Rendre ces moments plus beaux, plus paisibles
Loin de se joindre au tumulte ambiant, si ce n’est par la portée morale de son travail, Elsa Maury consacre ses capacités d’engagement à l’analyse et à l’observation. Un premier volet de ce qui constitue l’argument d’une thèse, menée conjointement à l’ERG et l’Université de Liège, a été préalablement exposé à la Centrale en 2016, sous le titre : Bien manger, bien tuer, bien manger. Si la position d’observatrice que la plasticienne se donne n’est pas des plus confortables, c’est que les dimensions affectives liées à la production de viande sont justement au centre de son travail. Ainsi, le processus de recherche au long cours dans lequel s’inscrit Nous la mangerons se focalise explicitement sur la mise en rapport des pratiques d’élevage et d’abattage envisagées comme instances de vie et de mort. Là où tant d’essais sur la question animale n’en délivrent qu’une vision politisée, acte nécessaire mais souvent répétitif sans être plus complet et davantage enfiévré que rigoureux, Elsa Maury prend à rebours les enjeux éthiques et environnementaux dans une démarche qui fouille la chair au cœur des disciplines de l’anthropologie et de l’éthologie.

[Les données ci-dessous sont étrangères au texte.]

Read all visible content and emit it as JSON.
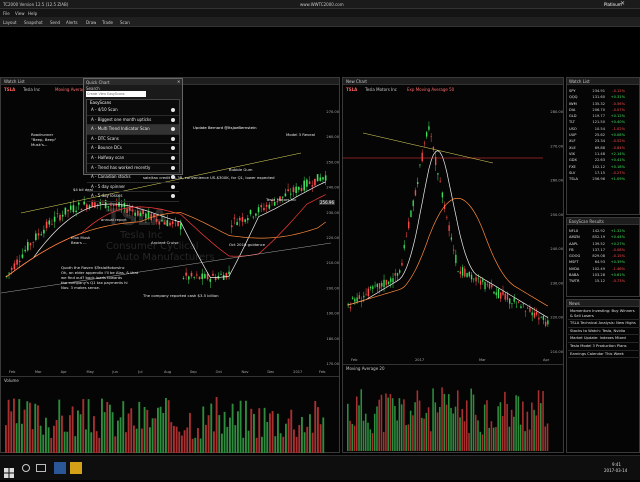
{
  "window": {
    "title": "TC2000 Version 12.5 (12.5 ZIAB)",
    "url": "www.WWTC2000.com",
    "brand": "Platinum"
  },
  "menu": [
    "File",
    "View",
    "Help"
  ],
  "toolbar": [
    "Layout",
    "Snapshot",
    "Send",
    "Alerts",
    "Draw",
    "Trade",
    "Scan"
  ],
  "left_chart": {
    "header": "Watch List",
    "symbol": "TSLA",
    "name": "Tesla Inc",
    "indicator": "Moving Average 50",
    "watermark_symbol": "TSLA",
    "watermark_line1": "Tesla Inc",
    "watermark_line2": "Consumer Cyclical",
    "watermark_line3": "Auto Manufacturers",
    "volume_label": "Volume",
    "x_labels": [
      "Feb",
      "Mar",
      "Apr",
      "May",
      "Jun",
      "Jul",
      "Aug",
      "Sep",
      "Oct",
      "Nov",
      "Dec",
      "2017",
      "Feb"
    ],
    "y_labels": [
      "270.00",
      "260.00",
      "250.00",
      "240.00",
      "230.00",
      "220.00",
      "210.00",
      "200.00",
      "190.00",
      "180.00",
      "170.00"
    ],
    "price_tag": "256.96",
    "notes": [
      "Roadrunner",
      "\"Beep, Beep\"",
      "Musk's...",
      "$4 bil deal",
      "Elon Musk",
      "Bears ...",
      "Quoth the Raven $TeslaMotorsInc",
      "Oh, an elder appendix I'll be Alas, & that",
      "we find out? back loads towards",
      "the company's Q1 tax payments hi",
      "Nov. 3 makes sense."
    ],
    "callout_top": "Update Bernard @ItsJoeBernstein",
    "callout_mid": "sale/tax credit $1.3B, convenience US-$300K, for Q1, lower expected",
    "callout_bottom": "The company reported cash $3.5 billion",
    "ann_right_1": "Bubble Gum",
    "ann_right_2": "Ancient Cruise",
    "ann_right_3": "Model 3 Reveal",
    "ann_right_4": "Tesla Motors Inc",
    "ann_mid_1": "annual report",
    "ann_mid_2": "Oct 2016 guidance"
  },
  "dropdown": {
    "title": "Quick Chart",
    "search_label": "Search",
    "search_placeholder": "Create View EasyScans",
    "section": "EasyScans",
    "items": [
      "A - 4/10 Scan",
      "A - Biggest one month upticks",
      "A - Multi Trend Indicator Scan",
      "A - DTC Scans",
      "A - Bounce DCs",
      "A - Halfway scan",
      "A - Trend has worked recently",
      "A - Canadian stocks",
      "A - 5 day spinner",
      "A - 5 day losses"
    ]
  },
  "right_chart": {
    "header": "New Chart",
    "symbol": "TSLA",
    "name": "Tesla Motors Inc",
    "indicator": "Exp Moving Average 50",
    "x_labels": [
      "Feb",
      "2017",
      "Mar",
      "Apr"
    ],
    "y_labels": [
      "280.00",
      "270.00",
      "260.00",
      "250.00",
      "240.00",
      "230.00",
      "220.00",
      "210.00"
    ],
    "volume_label": "Moving Average 20"
  },
  "watchlist": {
    "header": "Watch List",
    "title": "Notes",
    "rows": [
      {
        "sym": "SPY",
        "price": "234.91",
        "chg": "-0.12%"
      },
      {
        "sym": "QQQ",
        "price": "131.60",
        "chg": "+0.31%"
      },
      {
        "sym": "IWM",
        "price": "135.32",
        "chg": "-0.56%"
      },
      {
        "sym": "DIA",
        "price": "206.70",
        "chg": "-0.07%"
      },
      {
        "sym": "GLD",
        "price": "119.77",
        "chg": "+0.12%"
      },
      {
        "sym": "TLT",
        "price": "121.50",
        "chg": "+0.40%"
      },
      {
        "sym": "USO",
        "price": "10.54",
        "chg": "-1.02%"
      },
      {
        "sym": "UUP",
        "price": "25.62",
        "chg": "+0.08%"
      },
      {
        "sym": "XLF",
        "price": "23.34",
        "chg": "-0.52%"
      },
      {
        "sym": "XLE",
        "price": "69.88",
        "chg": "-0.84%"
      },
      {
        "sym": "VIX",
        "price": "11.48",
        "chg": "+2.14%"
      },
      {
        "sym": "GDX",
        "price": "22.63",
        "chg": "+0.41%"
      },
      {
        "sym": "FXE",
        "price": "102.12",
        "chg": "+0.18%"
      },
      {
        "sym": "SLV",
        "price": "17.15",
        "chg": "-0.27%"
      },
      {
        "sym": "TSLA",
        "price": "256.96",
        "chg": "+1.09%"
      }
    ]
  },
  "sector_list": {
    "header": "EasyScan Results",
    "rows": [
      {
        "sym": "NFLX",
        "price": "142.92",
        "chg": "+1.32%"
      },
      {
        "sym": "AMZN",
        "price": "852.19",
        "chg": "+0.44%"
      },
      {
        "sym": "AAPL",
        "price": "139.52",
        "chg": "+0.27%"
      },
      {
        "sym": "FB",
        "price": "137.17",
        "chg": "-0.08%"
      },
      {
        "sym": "GOOG",
        "price": "829.08",
        "chg": "-0.15%"
      },
      {
        "sym": "MSFT",
        "price": "64.93",
        "chg": "+0.39%"
      },
      {
        "sym": "NVDA",
        "price": "102.49",
        "chg": "-1.46%"
      },
      {
        "sym": "BABA",
        "price": "103.28",
        "chg": "+0.61%"
      },
      {
        "sym": "TWTR",
        "price": "15.12",
        "chg": "-0.73%"
      }
    ]
  },
  "news": {
    "header": "News",
    "items": [
      "Momentum Investing: Buy Winners & Sell Losers",
      "TSLA Technical Analysis: New Highs",
      "Stocks to Watch: Tesla, Nvidia",
      "Market Update: Indexes Mixed",
      "Tesla Model 3 Production Plans",
      "Earnings Calendar This Week"
    ]
  },
  "taskbar": {
    "time": "9:41",
    "date": "2017-03-14"
  },
  "colors": {
    "up": "#3ee05a",
    "down": "#ff4b4b",
    "ma_red": "#ff3b3b",
    "ma_white": "#f0f0f0",
    "ann_yellow": "#e8e060"
  }
}
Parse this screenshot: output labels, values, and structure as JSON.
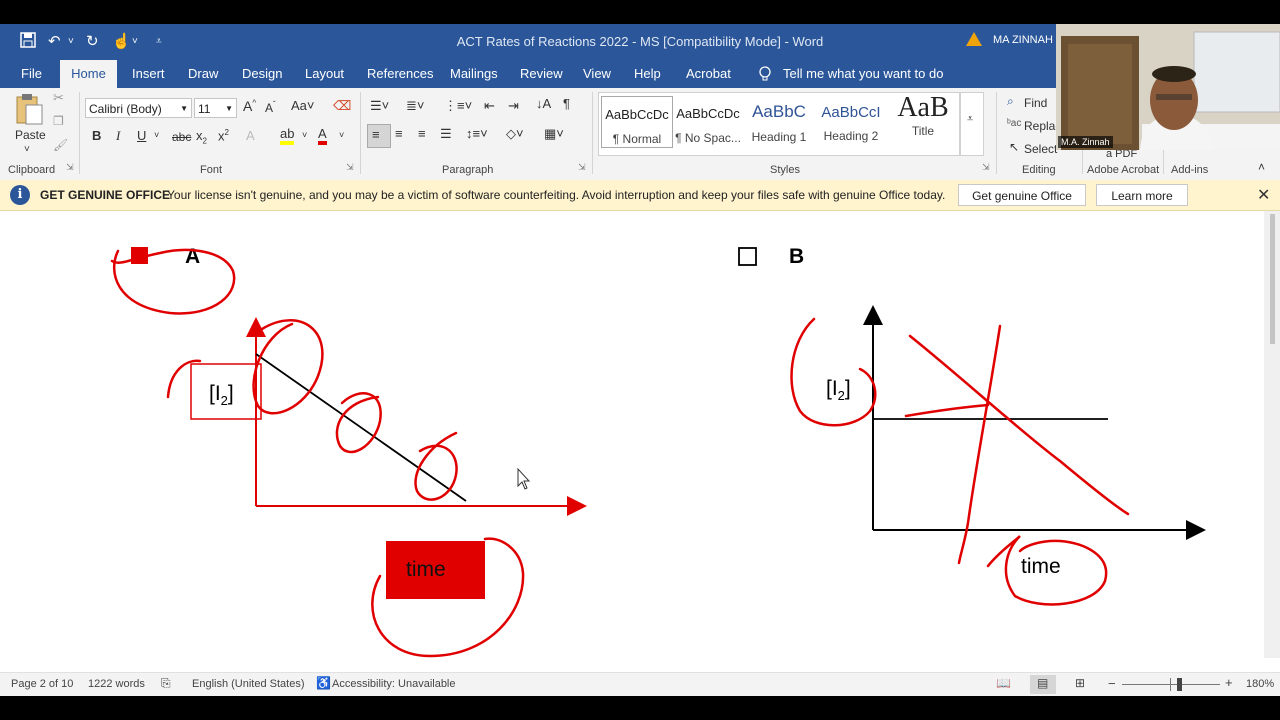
{
  "titlebar": {
    "document_title": "ACT Rates of Reactions 2022 - MS [Compatibility Mode]  -  Word",
    "user_name": "MA ZINNAH"
  },
  "tabs": [
    "File",
    "Home",
    "Insert",
    "Draw",
    "Design",
    "Layout",
    "References",
    "Mailings",
    "Review",
    "View",
    "Help",
    "Acrobat"
  ],
  "tell_me": "Tell me what you want to do",
  "ribbon": {
    "clipboard": {
      "paste": "Paste",
      "label": "Clipboard"
    },
    "font": {
      "name": "Calibri (Body)",
      "size": "11",
      "label": "Font"
    },
    "paragraph": {
      "label": "Paragraph"
    },
    "styles": {
      "label": "Styles",
      "items": [
        {
          "sample": "AaBbCcDc",
          "name": "¶ Normal"
        },
        {
          "sample": "AaBbCcDc",
          "name": "¶ No Spac..."
        },
        {
          "sample": "AaBbC",
          "name": "Heading 1"
        },
        {
          "sample": "AaBbCcI",
          "name": "Heading 2"
        },
        {
          "sample": "AaB",
          "name": "Title"
        }
      ]
    },
    "editing": {
      "find": "Find",
      "replace": "Replac",
      "select": "Select",
      "label": "Editing"
    },
    "acrobat": {
      "text": "a PDF",
      "label": "Adobe Acrobat"
    },
    "addins": {
      "label": "Add-ins"
    }
  },
  "notice": {
    "title": "GET GENUINE OFFICE",
    "message": "Your license isn't genuine, and you may be a victim of software counterfeiting. Avoid interruption and keep your files safe with genuine Office today.",
    "primary_button": "Get genuine Office",
    "secondary_button": "Learn more"
  },
  "document": {
    "option_a": {
      "label": "A",
      "y_axis": "[I",
      "y_sub": "2",
      "y_close": "]",
      "x_axis": "time"
    },
    "option_b": {
      "label": "B",
      "y_axis": "[I",
      "y_sub": "2",
      "y_close": "]",
      "x_axis": "time"
    }
  },
  "status": {
    "page": "Page 2 of 10",
    "words": "1222 words",
    "language": "English (United States)",
    "accessibility": "Accessibility: Unavailable",
    "zoom": "180%"
  },
  "webcam": {
    "name": "M.A. Zinnah"
  },
  "colors": {
    "word_blue": "#2b579a",
    "annotation_red": "#e00000",
    "notice_bg": "#fff4ce"
  }
}
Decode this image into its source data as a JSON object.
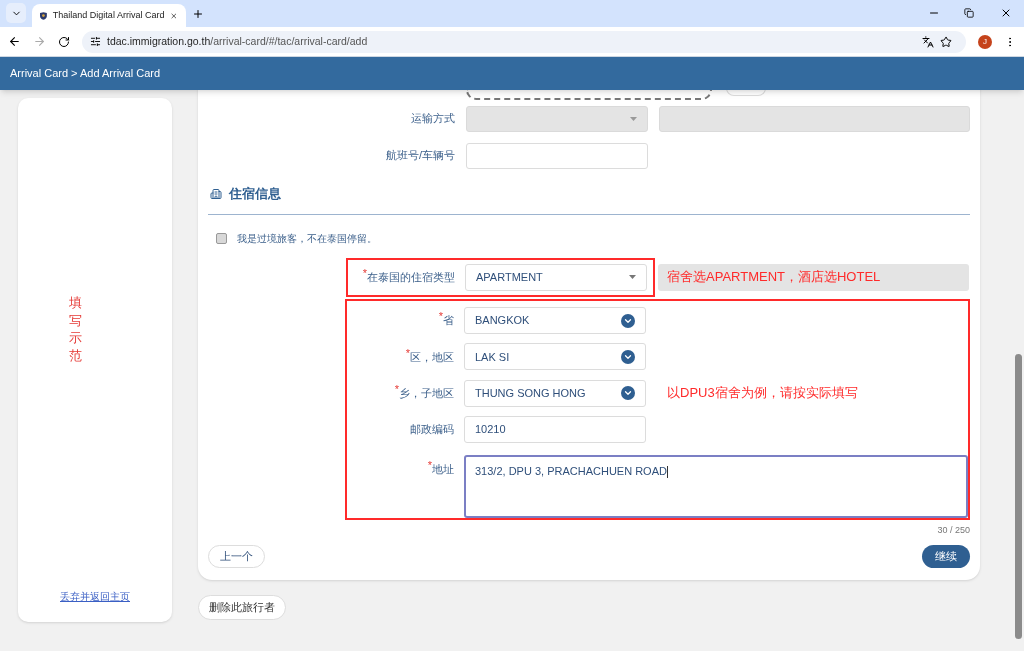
{
  "browser": {
    "tab_title": "Thailand Digital Arrival Card",
    "url_host": "tdac.immigration.go.th",
    "url_path": "/arrival-card/#/tac/arrival-card/add",
    "profile_initial": "J"
  },
  "header": {
    "breadcrumb": "Arrival Card > Add Arrival Card"
  },
  "sidebar": {
    "vertical_label": "填写示范",
    "link": "丢弃并返回主页"
  },
  "transport": [
    {
      "label": "运输方式",
      "kind": "select_pair"
    },
    {
      "label": "航班号/车辆号",
      "kind": "input"
    }
  ],
  "accommodation": {
    "section_title": "住宿信息",
    "transit": {
      "label": "我是过境旅客，不在泰国停留。",
      "checked": false
    },
    "type": {
      "label": "在泰国的住宿类型",
      "required_mark": "*",
      "value": "APARTMENT"
    },
    "type_note": "宿舍选APARTMENT，酒店选HOTEL",
    "fields": [
      {
        "label": "省",
        "required_mark": "*",
        "value": "BANGKOK",
        "kind": "select"
      },
      {
        "label": "区，地区",
        "required_mark": "*",
        "value": "LAK SI",
        "kind": "select"
      },
      {
        "label": "乡，子地区",
        "required_mark": "*",
        "value": "THUNG SONG HONG",
        "kind": "select",
        "note": "以DPU3宿舍为例，请按实际填写"
      },
      {
        "label": "邮政编码",
        "value": "10210",
        "kind": "input"
      },
      {
        "label": "地址",
        "required_mark": "*",
        "value": "313/2, DPU 3, PRACHACHUEN ROAD",
        "kind": "textarea"
      }
    ],
    "char_count": "30 / 250"
  },
  "buttons": {
    "back": "上一个",
    "continue": "继续",
    "delete": "删除此旅行者"
  }
}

Je propose de faire corps avec la pratique de Nathalie, en m’attardant sur des manières de converser corporellement avec des animaux, et de les manger jusqu’au bout. — Elsa Maury
Autant que faire se peut, le regard de la réalisatrice épouse celui de Nathalie Salavois, laquelle signe elle-même le texte de ses interventions. Sur ce front sensible et solidaire, il faut encore compter les brebis, moutons et agneaux auxquels la caméra fait honneur, parce que ceux-ci sont autant des sujets que la femme qui en a la charge. Ce n’est certainement pas l’effet d’un hasard si la bande-son comporte davantage de bêlements que de paroles articulées : le texte de l’éleveuse est à lire sur des panneaux noirs, sa voix ne nous parvenant que dans ses adresses au troupeau. En outre, le générique de fin ne se fait pas faute de saluer la participation de chacun de ses compagnons laineux, désignés par un surnom, Cocotte, Etmoi, ou, plus souvent, par un numéro : 80092, 90096, 90036, 00046, 70107... Par son ambiguïté absolue, cette liste composée de chiffres d’une grandeur désespérante rappelle la chanson bien connue de Philippe Katerine :
Je l'ai acheté 52 francs 55
Chez le boucher chauve
Rue de la Bastille à Nantes
Je l'ai mangé chaud le midi
Froid le soir
Avec une bouteille de vin rouge
Je l'ai adoré, le poulet
Poulet n° 728120
Je t'aime, je pense à toi.
Pour le troupeau, et donc pour moi.
En la personne de la bergère, la réalisatrice a longuement recherché – et trouvé – un écho suffisamment proche de ses propres questionnements. Cette rencontre n’est pas explicitée. En effet, Elsa Maury n’apparaît pas à l’image, de même que, sous l'angle du contexte, beaucoup de choses n’apparaissent pas à l’image. Ce qui se présente à l’écran procède d’un évidement, d’une éviction. Aussi étrange que cela puisse paraître pour un film qui se déroule à l’air libre, Nous la mangerons est un huis-clos, un lieu essentiellement circonscrit par les personnes qui le définissent : une femme, un troupeau. Hormis quelques employées de l’abattoir et une intervention médicale, rares sont les personnes humaines qui rentrent dans le plan. À tel point que l’image conduit presque à croire en une indépendance totale de la bergère. Cette atmosphère de forclusion conjuguée à la relative opacité de la femme, opacité qui devient totale quand il s’agit de ses animaux, tirent le documentaire au seuil d’une autre forme, celle de l’essai philosophique.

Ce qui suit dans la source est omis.